§ 35 JGH-Wien-Auflassung

Alte FassungIn Kraft seit 01.1.1994

ÜR: Art. IV Abs. 5, BGBl. Nr. 526/1993

Verwahrungs- und Untersuchungshaft bei jugendlichen Beschuldigten

§ 35.

(1) Über Jugendliche ist die Verwahrungs- und die Untersuchungshaft (§§ 175, 180 StPO) nicht zu verhängen oder aufrechtzuerhalten, wenn ihr Zweck durch familienrechtliche oder jugendwohlfahrtsrechtliche Verfügungen, allenfalls in Verbindung mit einem gelinderen Mittel (§ 180 Abs. 5 StPO), erreicht werden kann oder bereits erreicht ist. Überdies darf die Untersuchungshaft nur dann verhängt werden, wenn die mit ihr verbundenen Nachteile für die Persönlichkeitsentwicklung und für das Fortkommen des Jugendlichen nicht außer Verhältnis zur Bedeutung der Tat und zu der zu erwartenden Strafe stehen.

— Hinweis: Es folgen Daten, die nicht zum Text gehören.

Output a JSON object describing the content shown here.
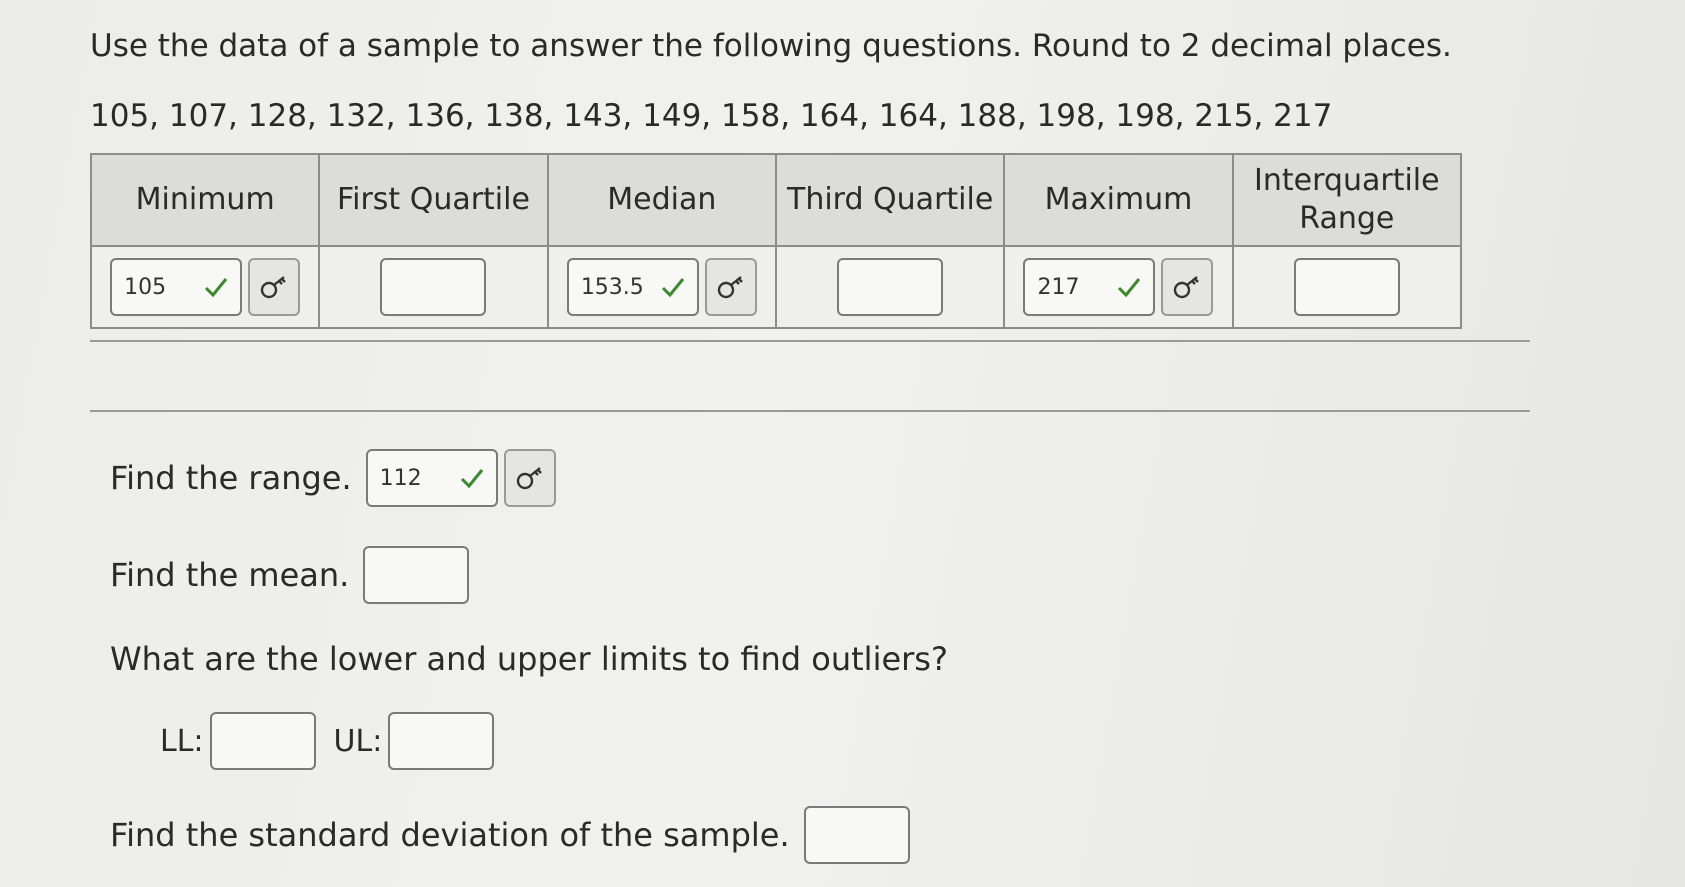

(2) Die Ermittlung der für die Entscheidung über die Untersuchungshaft maßgeblichen Umstände kann insbesondere auch durch Organe der Jugendgerichtshilfe erfolgen; diese sind den Haftverhandlungen nach Möglichkeit beizuziehen.

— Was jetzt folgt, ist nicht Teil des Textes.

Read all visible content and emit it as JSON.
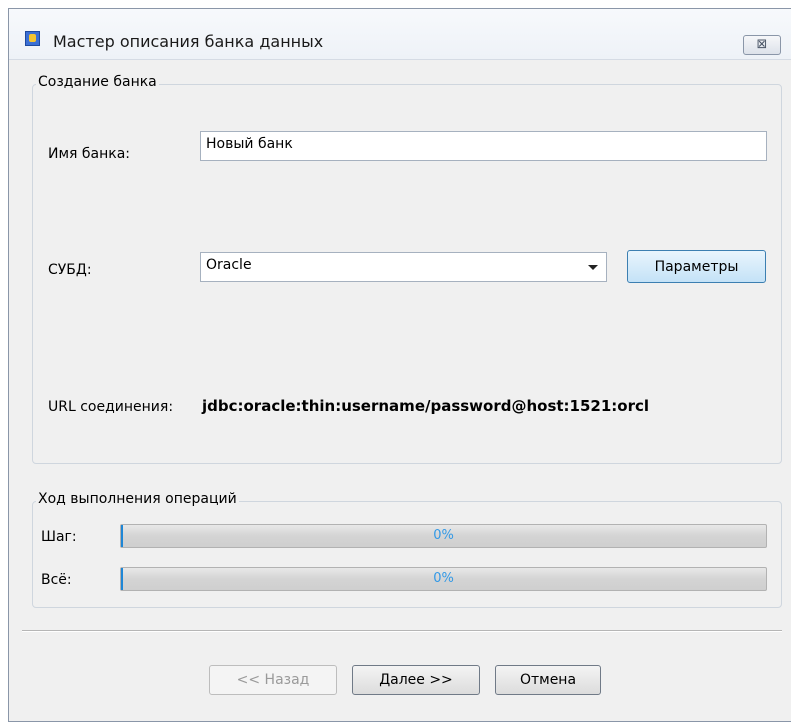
{
  "window": {
    "title": "Мастер описания банка данных",
    "close_glyph": "⊠"
  },
  "create_group": {
    "legend": "Создание банка",
    "bank_name_label": "Имя банка:",
    "bank_name_value": "Новый банк",
    "dbms_label": "СУБД:",
    "dbms_value": "Oracle",
    "params_button": "Параметры",
    "url_label": "URL соединения:",
    "url_value": "jdbc:oracle:thin:username/password@host:1521:orcl"
  },
  "progress_group": {
    "legend": "Ход выполнения операций",
    "step_label": "Шаг:",
    "step_text": "0%",
    "step_fraction": 0.0,
    "all_label": "Всё:",
    "all_text": "0%",
    "all_fraction": 0.0
  },
  "footer": {
    "back_button": "<< Назад",
    "next_button": "Далее >>",
    "cancel_button": "Отмена"
  },
  "colors": {
    "progress_accent": "#1e86d6",
    "params_button_tint": "#c4e2f7"
  }
}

(3) Ein jugendlicher Beschuldigter ist jedenfalls zu enthaften, wenn er sich schon drei Monate, handelt es sich jedoch um ein Verbrechen, das in die Zuständigkeit des Schöffengerichtes oder des Geschworenengerichtes fällt, schon ein Jahr in Untersuchungshaft befindet, ohne daß die Hauptverhandlung begonnen hat. Im zuletzt genannten Fall darf die Untersuchungshaft über sechs Monate hinaus nur dann aufrechterhalten oder fortgesetzt werden, wenn dies wegen besonderer Schwierigkeiten oder besonderen Umfangs der Untersuchung im Hinblick auf das Gewicht des Haftgrundes unvermeidbar ist.

(4) Von der Anhaltung eines Jugendlichen, der nicht sogleich wieder freigelassen werden kann, sind ohne unnötigen Aufschub jedenfalls ein Erziehungsberechtigter oder ein mit dem Jugendlichen in Hausgemeinschaft lebender Angehöriger sowie ein für den Jugendlichen allenfalls bereits bestellter Bewährungshelfer und der Jugendwohlfahrtsträger zu verständigen, es sei denn, daß der Jugendliche dem aus einem triftigen Grund widerspricht.